Visiting Early Career Research Fellow, Dr Emily Price, examines William Lithgow's account of torture at the hands of the Spanish Inquisition.

Dr Emily Price was a Visiting Early Career Research Fellow in 2021 and now holds a Leverhulme Early Career Fellowship at Newcastle University. Her project, Conversation, Consumption, and Conversion in Early Modern Europe, c. 1580-1700’, explores how British Protestants travelled through Catholic Europe, focussing on cross-confessional debates held over meals.

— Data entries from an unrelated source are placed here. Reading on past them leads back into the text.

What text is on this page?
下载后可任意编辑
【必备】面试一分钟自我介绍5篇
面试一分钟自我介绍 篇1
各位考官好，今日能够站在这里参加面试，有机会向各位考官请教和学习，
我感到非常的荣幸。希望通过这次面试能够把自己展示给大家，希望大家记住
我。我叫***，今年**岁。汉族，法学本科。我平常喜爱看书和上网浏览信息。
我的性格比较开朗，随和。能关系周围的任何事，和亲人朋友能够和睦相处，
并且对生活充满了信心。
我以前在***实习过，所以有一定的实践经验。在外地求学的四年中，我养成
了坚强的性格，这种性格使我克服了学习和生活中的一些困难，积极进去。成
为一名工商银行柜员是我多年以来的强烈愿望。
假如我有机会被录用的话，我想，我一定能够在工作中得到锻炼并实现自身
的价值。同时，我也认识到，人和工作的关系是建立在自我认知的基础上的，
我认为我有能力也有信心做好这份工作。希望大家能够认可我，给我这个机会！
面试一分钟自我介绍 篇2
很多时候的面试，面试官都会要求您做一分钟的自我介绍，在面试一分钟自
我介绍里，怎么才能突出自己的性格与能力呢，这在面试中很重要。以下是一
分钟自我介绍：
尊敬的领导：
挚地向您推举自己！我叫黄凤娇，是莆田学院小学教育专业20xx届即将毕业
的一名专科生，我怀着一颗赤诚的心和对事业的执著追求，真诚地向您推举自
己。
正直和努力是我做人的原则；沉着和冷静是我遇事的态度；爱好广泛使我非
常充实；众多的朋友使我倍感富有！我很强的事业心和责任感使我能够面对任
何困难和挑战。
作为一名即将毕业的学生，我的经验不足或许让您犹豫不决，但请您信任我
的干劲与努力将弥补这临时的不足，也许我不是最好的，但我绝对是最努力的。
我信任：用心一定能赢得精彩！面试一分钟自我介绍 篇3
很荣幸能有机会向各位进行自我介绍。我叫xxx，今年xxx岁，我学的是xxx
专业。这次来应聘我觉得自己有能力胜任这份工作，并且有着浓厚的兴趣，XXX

Content warning: depictions and images of torture

In 1621, the traveller and courtier William Lithgow returned to the British Isles a broken man. Lithgow was near death from torture at the hands of the Spanish Inquisition, who had arrested him in Málaga as a heretic and a spy. Racked, waterboarded, and beaten, he had refused to disavow his faith or his sovereign. “Witnesse all the Court of England”, he wrote in his account of his return, “even from the King to the Kitchin, what a martyrd anatomy I was.” [1] Lithgow, a strict Scottish Calvinist, offered up his broken body, along with the published narrative of his travels, as proof of the dangers faced by Protestants travelling in Catholic Europe and further, the danger that Catholics in England posed to the realm.

Virtual Journeys

I read Lithgow’s book as part of my investigations into how early modern Protestants and Catholics encountered each other on the road. My own travels last summer were curtailed by COVID restrictions and I was unable to take up my fellowship in person; however, the Rylands’ digital resources allowed me to make significant progress from home.

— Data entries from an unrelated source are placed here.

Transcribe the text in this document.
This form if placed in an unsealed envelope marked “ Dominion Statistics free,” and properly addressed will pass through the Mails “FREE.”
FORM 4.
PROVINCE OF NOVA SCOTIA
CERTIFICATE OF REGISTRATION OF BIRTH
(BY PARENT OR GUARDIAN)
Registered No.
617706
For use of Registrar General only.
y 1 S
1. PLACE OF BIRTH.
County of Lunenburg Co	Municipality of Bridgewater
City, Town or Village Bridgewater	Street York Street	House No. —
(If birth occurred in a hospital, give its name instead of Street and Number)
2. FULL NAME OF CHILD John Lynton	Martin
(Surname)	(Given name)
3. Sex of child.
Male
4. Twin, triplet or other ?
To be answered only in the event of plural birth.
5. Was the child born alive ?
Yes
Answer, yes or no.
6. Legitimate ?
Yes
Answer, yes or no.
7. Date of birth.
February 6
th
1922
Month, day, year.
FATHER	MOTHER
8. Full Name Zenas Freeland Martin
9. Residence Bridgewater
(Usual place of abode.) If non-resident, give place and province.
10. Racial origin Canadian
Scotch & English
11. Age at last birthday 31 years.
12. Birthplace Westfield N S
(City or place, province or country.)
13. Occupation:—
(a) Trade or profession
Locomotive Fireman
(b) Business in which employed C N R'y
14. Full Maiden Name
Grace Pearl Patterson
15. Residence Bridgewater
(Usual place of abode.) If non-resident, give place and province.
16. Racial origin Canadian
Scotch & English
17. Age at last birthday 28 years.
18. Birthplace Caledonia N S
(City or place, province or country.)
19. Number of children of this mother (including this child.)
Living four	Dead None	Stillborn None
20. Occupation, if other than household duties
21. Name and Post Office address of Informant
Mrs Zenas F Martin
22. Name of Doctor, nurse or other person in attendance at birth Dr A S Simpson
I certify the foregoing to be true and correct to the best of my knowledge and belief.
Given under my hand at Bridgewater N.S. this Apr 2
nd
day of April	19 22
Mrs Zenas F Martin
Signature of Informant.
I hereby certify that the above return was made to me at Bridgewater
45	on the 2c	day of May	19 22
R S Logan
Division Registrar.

The library’s visualiser, which captured images as I followed along over Zoom, let me examine anti-papal broadsheets from the Rylands’s Street Literature collection. As I directed the staff member positioning the broadsheets, I was able to get a sense of the documents’ physicality and size while reading their propagandizing text, helping me better understand the cultural baggage that Lithgow brought with him to Catholic Europe. I also accessed digitised versions of early modern travel accounts, encountering them, in a way, like Lithgow’s Stuart readers would have: longing for travel too dangerous to undertake, but making an imagined journey through text and images.

Figure 1: Illustration depicting Lithgow as a sophisticated world traveller, in “Turkish” costume. From William Lithgow, The Totall Discourse, of the Rare Aduentures, and Painefull Peregrinations of Long Nineteene Yeares Trauayles… (London: Nicholas Okes, 1632), 124. John Rylands Library Special Collections 5232.1.

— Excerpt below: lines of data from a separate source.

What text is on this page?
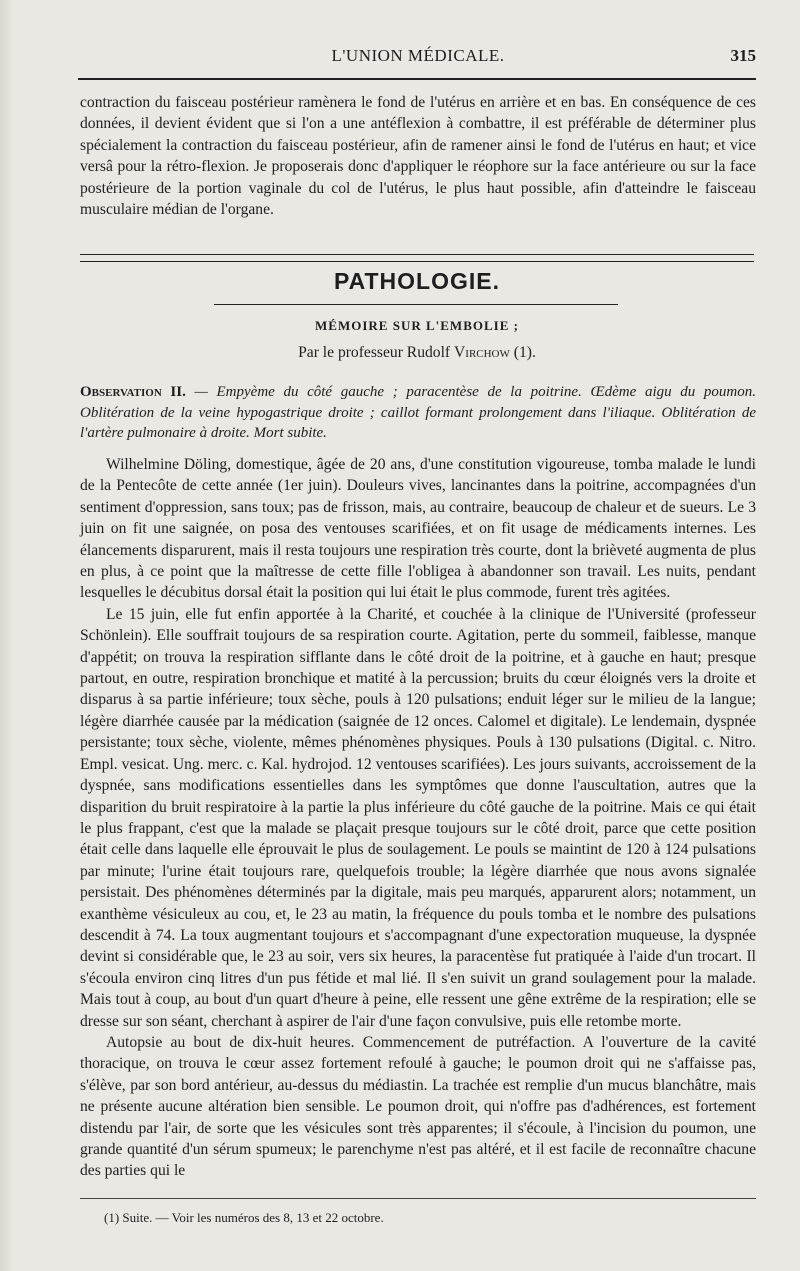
L'UNION MÉDICALE.	315

contraction du faisceau postérieur ramènera le fond de l'utérus en arrière et en bas. En conséquence de ces données, il devient évident que si l'on a une antéflexion à combattre, il est préférable de déterminer plus spécialement la contraction du faisceau postérieur, afin de ramener ainsi le fond de l'utérus en haut; et vice versâ pour la rétro-flexion. Je proposerais donc d'appliquer le réophore sur la face antérieure ou sur la face postérieure de la portion vaginale du col de l'utérus, le plus haut possible, afin d'atteindre le faisceau musculaire médian de l'organe.

PATHOLOGIE.
MÉMOIRE SUR L'EMBOLIE ;
Par le professeur Rudolf Virchow (1).
Observation II. — Empyème du côté gauche ; paracentèse de la poitrine. Œdème aigu du poumon. Oblitération de la veine hypogastrique droite ; caillot formant prolongement dans l'iliaque. Oblitération de l'artère pulmonaire à droite. Mort subite.

Wilhelmine Döling, domestique, âgée de 20 ans, d'une constitution vigoureuse, tomba malade le lundi de la Pentecôte de cette année (1er juin). Douleurs vives, lancinantes dans la poitrine, accompagnées d'un sentiment d'oppression, sans toux; pas de frisson, mais, au contraire, beaucoup de chaleur et de sueurs. Le 3 juin on fit une saignée, on posa des ventouses scarifiées, et on fit usage de médicaments internes. Les élancements disparurent, mais il resta toujours une respiration très courte, dont la brièveté augmenta de plus en plus, à ce point que la maîtresse de cette fille l'obligea à abandonner son travail. Les nuits, pendant lesquelles le décubitus dorsal était la position qui lui était le plus commode, furent très agitées.

Le 15 juin, elle fut enfin apportée à la Charité, et couchée à la clinique de l'Université (professeur Schönlein). Elle souffrait toujours de sa respiration courte. Agitation, perte du sommeil, faiblesse, manque d'appétit; on trouva la respiration sifflante dans le côté droit de la poitrine, et à gauche en haut; presque partout, en outre, respiration bronchique et matité à la percussion; bruits du cœur éloignés vers la droite et disparus à sa partie inférieure; toux sèche, pouls à 120 pulsations; enduit léger sur le milieu de la langue; légère diarrhée causée par la médication (saignée de 12 onces. Calomel et digitale). Le lendemain, dyspnée persistante; toux sèche, violente, mêmes phénomènes physiques. Pouls à 130 pulsations (Digital. c. Nitro. Empl. vesicat. Ung. merc. c. Kal. hydrojod. 12 ventouses scarifiées). Les jours suivants, accroissement de la dyspnée, sans modifications essentielles dans les symptômes que donne l'auscultation, autres que la disparition du bruit respiratoire à la partie la plus inférieure du côté gauche de la poitrine. Mais ce qui était le plus frappant, c'est que la malade se plaçait presque toujours sur le côté droit, parce que cette position était celle dans laquelle elle éprouvait le plus de soulagement. Le pouls se maintint de 120 à 124 pulsations par minute; l'urine était toujours rare, quelquefois trouble; la légère diarrhée que nous avons signalée persistait. Des phénomènes déterminés par la digitale, mais peu marqués, apparurent alors; notamment, un exanthème vésiculeux au cou, et, le 23 au matin, la fréquence du pouls tomba et le nombre des pulsations descendit à 74. La toux augmentant toujours et s'accompagnant d'une expectoration muqueuse, la dyspnée devint si considérable que, le 23 au soir, vers six heures, la paracentèse fut pratiquée à l'aide d'un trocart. Il s'écoula environ cinq litres d'un pus fétide et mal lié. Il s'en suivit un grand soulagement pour la malade. Mais tout à coup, au bout d'un quart d'heure à peine, elle ressent une gêne extrême de la respiration; elle se dresse sur son séant, cherchant à aspirer de l'air d'une façon convulsive, puis elle retombe morte.

Autopsie au bout de dix-huit heures. Commencement de putréfaction. A l'ouverture de la cavité thoracique, on trouva le cœur assez fortement refoulé à gauche; le poumon droit qui ne s'affaisse pas, s'élève, par son bord antérieur, au-dessus du médiastin. La trachée est remplie d'un mucus blanchâtre, mais ne présente aucune altération bien sensible. Le poumon droit, qui n'offre pas d'adhérences, est fortement distendu par l'air, de sorte que les vésicules sont très apparentes; il s'écoule, à l'incision du poumon, une grande quantité d'un sérum spumeux; le parenchyme n'est pas altéré, et il est facile de reconnaître chacune des parties qui le

(1) Suite. — Voir les numéros des 8, 13 et 22 octobre.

Catholics Hiding at Court?

Lithgow first wrote about his travels in 1614, issuing an expanded version in 1623 which included accounts of his further journeys and his captivity. Comparing these earlier editions with the copy of his book held at the John Rylands, which is from the greatly revised 1632 printing, I noted not only much stronger anti-Catholic language but also eight striking illustrations, two of which depict his torture.

The union of England and Scotland under James VI and I, in bringing together two Protestant powerhouses, would once and for all defeat continental Catholicism, Lithgow hoped. But he feared that the English church was too “Romish”, fears made more urgent by a series of reforms that imposed English practices on the Scottish kirk. Further, James chose not to examine the consciences of his subjects: even his queen and his closest advisors could practice their faith discreetly as long as they observed outward conformity to Protestantism. The fact that Catholics could therefore be hiding in plain sight deeply troubled Lithgow.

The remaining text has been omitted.